Among the almost universally eccentric humans who will come or come back into Jesse’s life are Tulip (Ruth Negga), an old partner-in-crime and love, fresh from a firefight in a Kansas cornfield; and Cassidy (Joe Gilgun), a cheerful, layabout Irish vampire on the run from vampire killers.

Also: a dumb sheriff (W. Earl Brown) whose son (Ian Colletti) bears the scar of a suicide attempt; the taciturn head of a local corporation (Jackie Earle Haley) apparently involved in the production of both meat and electrical power; a mysterious Mutt and Jeff (Anatol Yusef and Tom Brooke) tracking the errant power that has made itself comfortable in Jesse; and a waitress (Lucy Griffiths) in whom the series’ quotient of sweet normalcy seems to reside. The actors keep their parts from the stereotypes from which they’re born.

Created for the page by Garth Ennis and Steve Dillon, Preacher has been developed for the screen by Seth Rogen and his writing and producing partner Evan Goldberg, along with Breaking Bad vet Sam Catlin, who acts as show runner. (Rogen and Goldberg also direct.)

Like many Hollywood properties, Preacher was kicked around a bit here and there before finding a home (as most kicked-around properties do not). Columbia and Miramax and HBO all had it in their inbox at one time or another, with Rachel Talalay and Sam Mendes variously attached to direct and James Marsden at one point set to star.

That it was finally developed for AMC, a basic cable network with basic cable practices and standards, by producers whose history and expertise is in comedy — you could include large swaths of Breaking Bad in that category — seems to me all to the good. It modulates the harsher tone and language of the original, even as it makes everything more colourful; aesthetically, it lies somewhere between the School of Lynch and the School of Coen. It pulls the material out of the darkness into the light — Gilgun’s good-natured vampire is key to what makes the horror show also a happy one — and though it is violent at times, it is violence that doesn’t take itself too seriously.

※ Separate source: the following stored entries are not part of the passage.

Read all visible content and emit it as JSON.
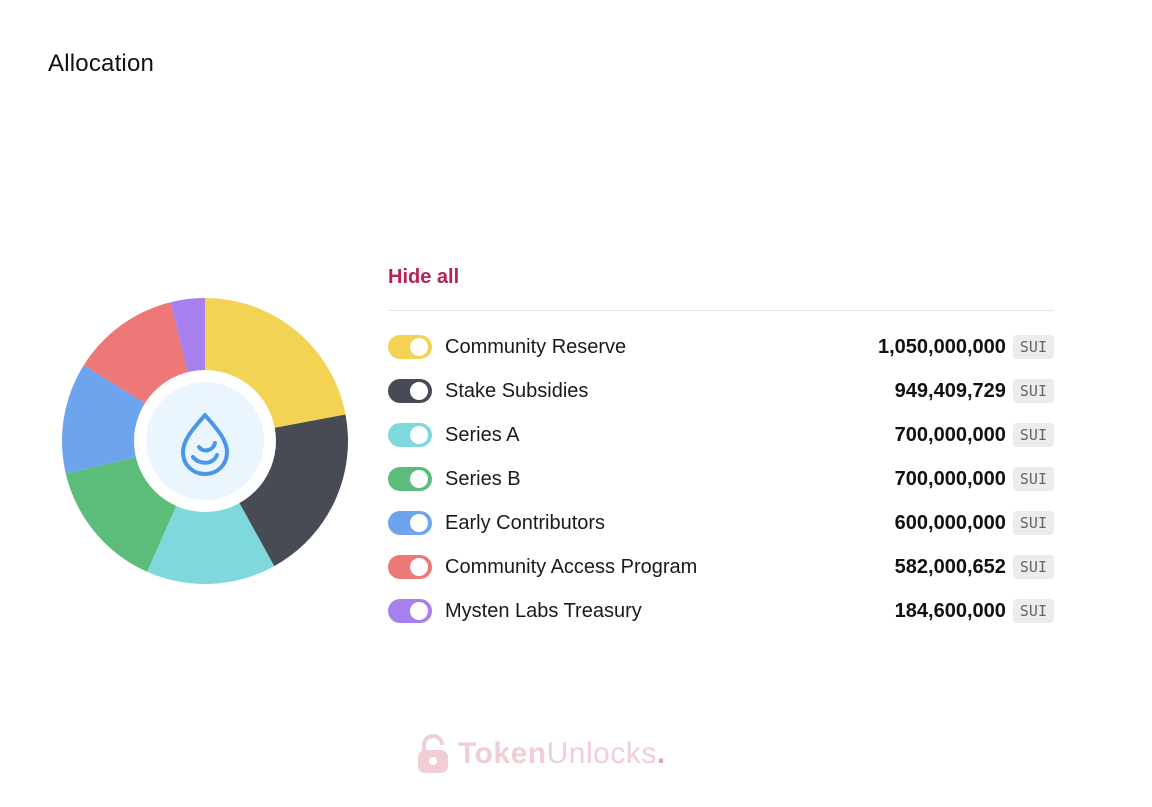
{
  "page": {
    "title": "Allocation"
  },
  "legend": {
    "hide_all_label": "Hide all"
  },
  "watermark": {
    "text_bold": "Token",
    "text_light": "Unlocks",
    "dot": "."
  },
  "chart_data": {
    "type": "pie",
    "donut": true,
    "center_icon": "sui-drop-icon",
    "unit": "SUI",
    "categories": [
      "Community Reserve",
      "Stake Subsidies",
      "Series A",
      "Series B",
      "Early Contributors",
      "Community Access Program",
      "Mysten Labs Treasury"
    ],
    "values": [
      1050000000,
      949409729,
      700000000,
      700000000,
      600000000,
      582000652,
      184600000
    ],
    "value_labels": [
      "1,050,000,000",
      "949,409,729",
      "700,000,000",
      "700,000,000",
      "600,000,000",
      "582,000,652",
      "184,600,000"
    ],
    "colors": [
      "#f2d354",
      "#474b53",
      "#7fd8dc",
      "#5bbd79",
      "#6ea3ee",
      "#ee7777",
      "#a580ee"
    ],
    "legend_placement": "right"
  }
}
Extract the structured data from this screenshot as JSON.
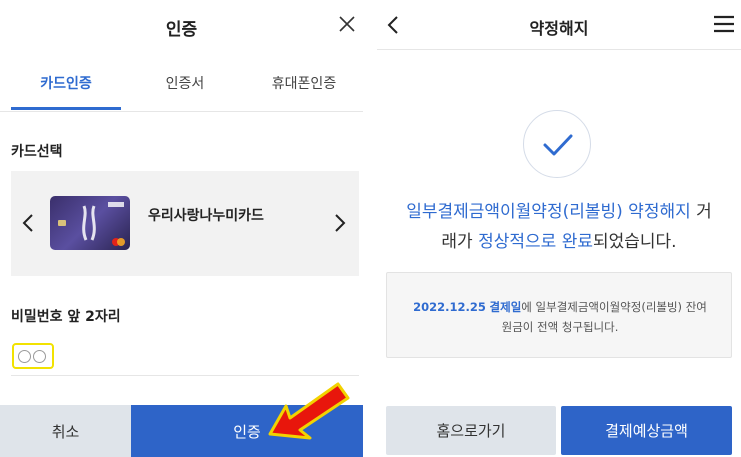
{
  "left": {
    "title": "인증",
    "tabs": [
      {
        "label": "카드인증",
        "active": true
      },
      {
        "label": "인증서",
        "active": false
      },
      {
        "label": "휴대폰인증",
        "active": false
      }
    ],
    "card_section_label": "카드선택",
    "card_name": "우리사랑나누미카드",
    "password_label": "비밀번호 앞 2자리",
    "password_placeholder": "○○",
    "cancel_label": "취소",
    "auth_label": "인증"
  },
  "right": {
    "title": "약정해지",
    "message": {
      "line1_hl": "일부결제금액이월약정(리볼빙) 약정해지",
      "line1_rest": " 거",
      "line2_pre": "래가 ",
      "line2_hl": "정상적으로 완료",
      "line2_rest": "되었습니다."
    },
    "notice": {
      "date": "2022.12.25",
      "hl": "결제일",
      "line1_rest": "에 일부결제금액이월약정(리볼빙) 잔여",
      "line2": "원금이 전액 청구됩니다."
    },
    "home_label": "홈으로가기",
    "estimate_label": "결제예상금액"
  },
  "colors": {
    "accent": "#2f6bd0",
    "button_primary": "#2e64c8",
    "button_secondary": "#dfe4ea",
    "highlight_box": "#f2e200",
    "arrow": "#e8160c"
  }
}
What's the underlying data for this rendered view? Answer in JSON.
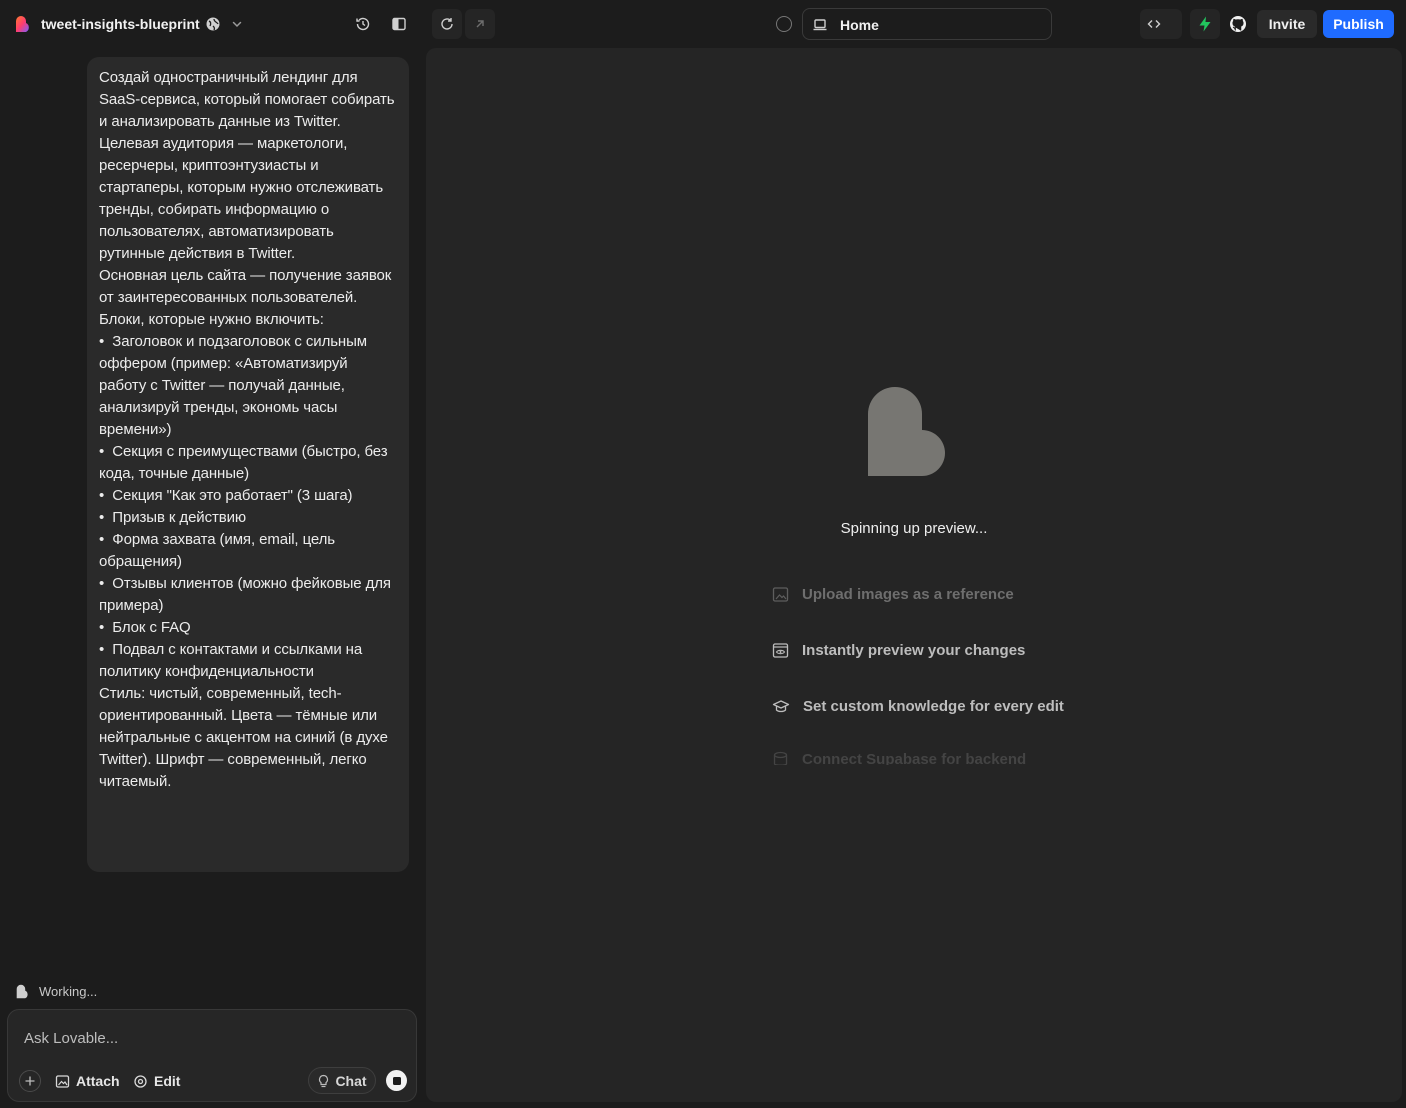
{
  "header": {
    "project_name": "tweet-insights-blueprint",
    "address_route": "Home",
    "invite_label": "Invite",
    "publish_label": "Publish"
  },
  "chat": {
    "user_message": "Создай одностраничный лендинг для SaaS-сервиса, который помогает собирать и анализировать данные из Twitter.\nЦелевая аудитория — маркетологи, ресерчеры, криптоэнтузиасты и стартаперы, которым нужно отслеживать тренды, собирать информацию о пользователях, автоматизировать рутинные действия в Twitter.\nОсновная цель сайта — получение заявок от заинтересованных пользователей.\nБлоки, которые нужно включить:\n•  Заголовок и подзаголовок с сильным оффером (пример: «Автоматизируй работу с Twitter — получай данные, анализируй тренды, экономь часы времени»)\n•  Секция с преимуществами (быстро, без кода, точные данные)\n•  Секция \"Как это работает\" (3 шага)\n•  Призыв к действию\n•  Форма захвата (имя, email, цель обращения)\n•  Отзывы клиентов (можно фейковые для примера)\n•  Блок с FAQ\n•  Подвал с контактами и ссылками на политику конфиденциальности\nСтиль: чистый, современный, tech-ориентированный. Цвета — тёмные или нейтральные с акцентом на синий (в духе Twitter). Шрифт — современный, легко читаемый.",
    "status_text": "Working..."
  },
  "composer": {
    "placeholder": "Ask Lovable...",
    "attach_label": "Attach",
    "edit_label": "Edit",
    "chat_label": "Chat"
  },
  "preview": {
    "loading_text": "Spinning up preview...",
    "tips": [
      "Upload images as a reference",
      "Instantly preview your changes",
      "Set custom knowledge for every edit",
      "Connect Supabase for backend"
    ]
  },
  "colors": {
    "background": "#1c1c1c",
    "panel": "#252525",
    "bubble": "#2a2a2a",
    "publish": "#1f6bff",
    "bolt": "#22c55e",
    "heart": "#777672"
  },
  "icons": [
    "lovable-logo-icon",
    "globe-icon",
    "chevron-down-icon",
    "history-icon",
    "sidebar-toggle-icon",
    "refresh-icon",
    "arrow-up-right-icon",
    "laptop-icon",
    "code-icon",
    "bolt-icon",
    "github-icon",
    "plus-icon",
    "image-icon",
    "edit-target-icon",
    "lightbulb-icon",
    "stop-icon",
    "eye-preview-icon",
    "graduation-cap-icon",
    "database-icon"
  ]
}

Preacher belongs to that class of fiction that plays around with the elements of Judeo-Christian theology for purposes of philosophical rumination and/or sensational entertainment, a spectrum that spans through Wings of Desire, Black Jesus and Lucifer (the last also born from a comic). Preacher falls more toward the sensational end of the spectrum but that is also nothing in its disfavour.